Son Hamle (Dana Cutler #1)

En Son Değerlendirmeler

10 puan

http://illekitap.blogspot.com/2019/11/phillip-margolin-son-hamle-dana-cutler-1.html

Ara ara da olsa polisiye, gerilim, gizem ve dedektifli kitapları okumayı seviyorum. Ephesus'un Son Hamle kitabı çıktığında da okumalıyım dedim çünkü içerisinde güzel bir kurgu barındırdığını düşündüm ve bunun yanında yazarın ülkemizde yayınlanan diğer kitapları da çok sevilirken ve bende hiç kendisini okumamışken Son Hamle tanışmak için güzel bir adım olur diye düşündüm.

Yanılmadım!

Cidden çok güzel bir adım oldu çünkü muhteşem bir kurgu okudum. Bu yazarın diğer kitaplarını da okuma isteği oluştu içim de tek tek deneyeceğim açıkçası.

Kitabın kısaca konusuna değinmek gerekirse; Dana yaşadığı kötü bir operasyon ve işkence dolu zaman sonucunda polisliği bırakarak özel dedektiflik yapmaktadır. Aldığı bir işte bir üniversite öğrencisini takip edecektir. Oldukça sıkıcı bir görev gibi görünürken Dana aslında hayatını fazlasıyla değiştirecek bir görev aldığını daha sonrasında fark edecektir. Takip ettiği kız ABD başkanıyla ilişki yaşamaktadır üstelik bu kız bir süre sonra vahşice öldürülmüştür.

Brad ise ünlü bir hukuk firmasında çalışmaya başladığında bir seri katilin temyizi için araştırma yapmakla görevlendirilir. Seri katilin iddiasına göre onun üzerine yıkılan bir cinayeti aslında o işlememiştir. Brad bunları araştırırken ortaya çıkan gerçekler aslında onun hiç de beklediği gibi değildir.

Fazlasıyla vahşi, acımasız ve politik bir oyunun içerisine kendini atmıştır.

Dana ve Brad'ın hayatları kesişirken ikisinin de tek hedefi bu oyunun içinde hayatta kalmaktır.

Olay döngüsü muhteşem bir şekilde kurgulanmıştır. Açıkçası hep nereye bağlanacak diye beklerken olayların bağlandığı noktalar başlarda beni oldukça şaşırttı. Ve bunu çok sevdim.

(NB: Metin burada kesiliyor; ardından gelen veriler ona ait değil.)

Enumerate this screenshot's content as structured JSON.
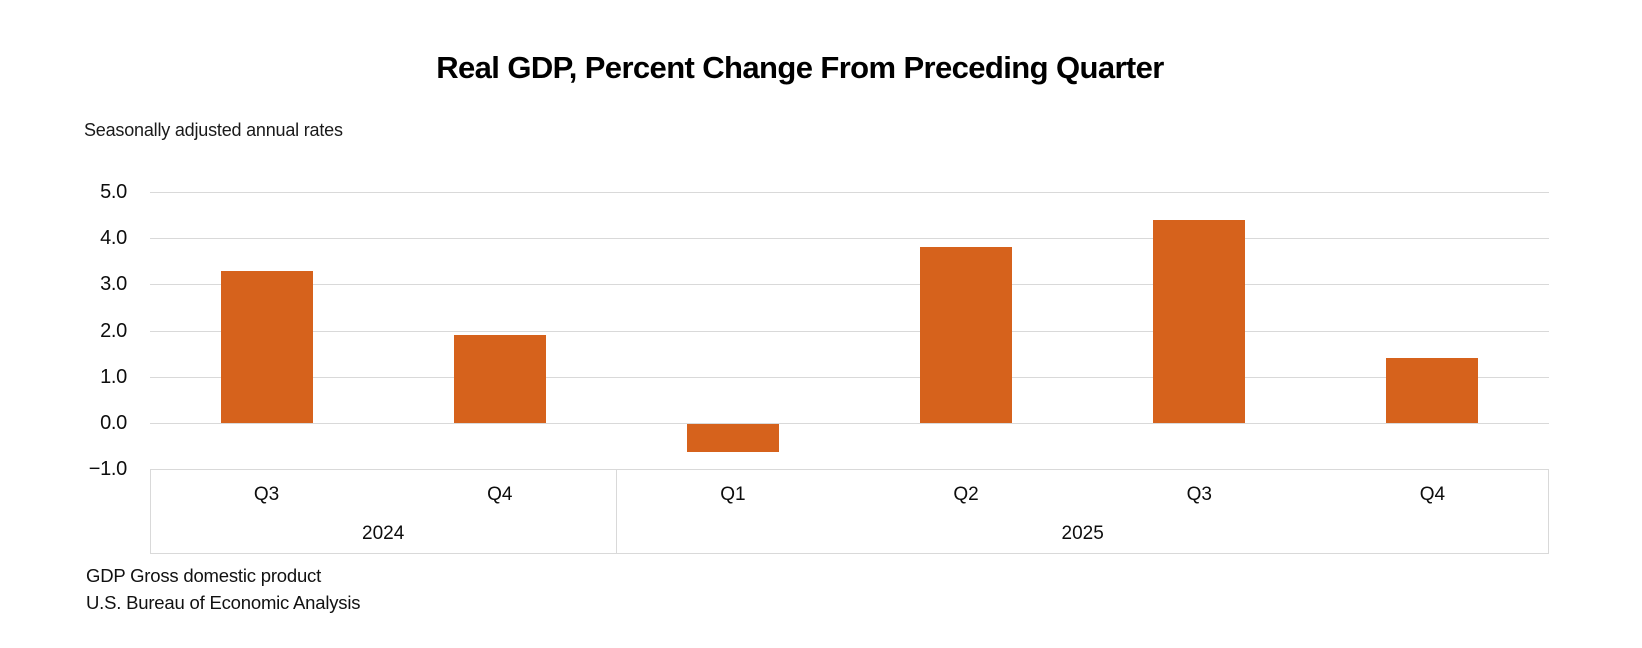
{
  "chart_data": {
    "type": "bar",
    "title": "Real GDP, Percent Change From Preceding Quarter",
    "subtitle": "Seasonally adjusted annual rates",
    "categories": [
      "Q3 2024",
      "Q4 2024",
      "Q1 2025",
      "Q2 2025",
      "Q3 2025",
      "Q4 2025"
    ],
    "values": [
      3.3,
      1.9,
      -0.6,
      3.8,
      4.4,
      1.4
    ],
    "points": [
      {
        "quarter": "Q3",
        "year": "2024",
        "value": 3.3
      },
      {
        "quarter": "Q4",
        "year": "2024",
        "value": 1.9
      },
      {
        "quarter": "Q1",
        "year": "2025",
        "value": -0.6
      },
      {
        "quarter": "Q2",
        "year": "2025",
        "value": 3.8
      },
      {
        "quarter": "Q3",
        "year": "2025",
        "value": 4.4
      },
      {
        "quarter": "Q4",
        "year": "2025",
        "value": 1.4
      }
    ],
    "year_groups": [
      {
        "year": "2024",
        "count": 2
      },
      {
        "year": "2025",
        "count": 4
      }
    ],
    "xlabel": "",
    "ylabel": "",
    "ylim": [
      -1.0,
      5.0
    ],
    "ytick_values": [
      5,
      4,
      3,
      2,
      1,
      0,
      -1
    ],
    "ytick_labels": [
      "5.0",
      "4.0",
      "3.0",
      "2.0",
      "1.0",
      "0.0",
      "−1.0"
    ],
    "grid": true,
    "legend_position": "none",
    "bar_color": "#D6621C",
    "gridline_color": "#D9D9D9",
    "footnotes": [
      "GDP Gross domestic product",
      "U.S. Bureau of Economic Analysis"
    ]
  }
}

Durgunlaşıyor dediğim noktada hep bir hareket geldi. Bu ise tam benlikti çünkü ben bu tür kitaplarda hareketi severim.

Seri katillerin ikisi de birbirinden farklı katiller olmasına rağmen cinayetlerindeki vahşeti okumak ise kitabın bence en renkli noktalarıydı. Bu tür kitaplarda ben nedense vahşeti seviyorum çünkü polisiye demek durağanlık değil hareket, aksiyon ve vahşice işlenmiş cinayetler demek neredeyse benim için.

Kitaptaki bulmaca gibi parçaları birleştirip olayı çözmek, hayatta kalmaya çalışmak ve bütün bunların yanında politik oyunları ve dönen dolapları okumak çok iyiydi.

Bence hiçbir şey havada kalmadan çok güzel oturtulmuştu. Çok sevdim.

Bir de yorumumu bitirmeden demek istediğim bir şey var ki o da şu, her iki seri katilin de işlemediği bir suçun üzerilerine yıkılmasından duyduğu rahatsızlığı ve ardındaki nedenleri okumak oldukça ilginçti. Tamam biz o cinayetleri işledik, imzamızı attık o cesetlere ama son kızları biz öldürmedik gururu ve itirazları...

Onların psikolojilerini merak etmeme neden oldu.

Ama özellikle Brad'in görüştüğü katil, o kızı ben öldüremem çünkü o sırada başka birini öldürmüş bağırsaklarını değişiyordum dediği kısım da itiraf etmeliyim ki "oha" dedim. Bir de adam bulunamamış cesetlerin yerlerini söylemesi de...

Ayrıca katilin asıl kimliği de baya şaşırttı çünkü kitabın son detaylarına kadar aklımdaki kişi başka biriydi. İtiraf etmek gerekirse Brad ortaya çıkarana kadar da ben katili olabileceğini düşünmemiştim.

Ben çok severek okudum kitabı, size de tavsiye ederim. Bu türü seviyorsanız bence kaçırmayın bu kitabı derim.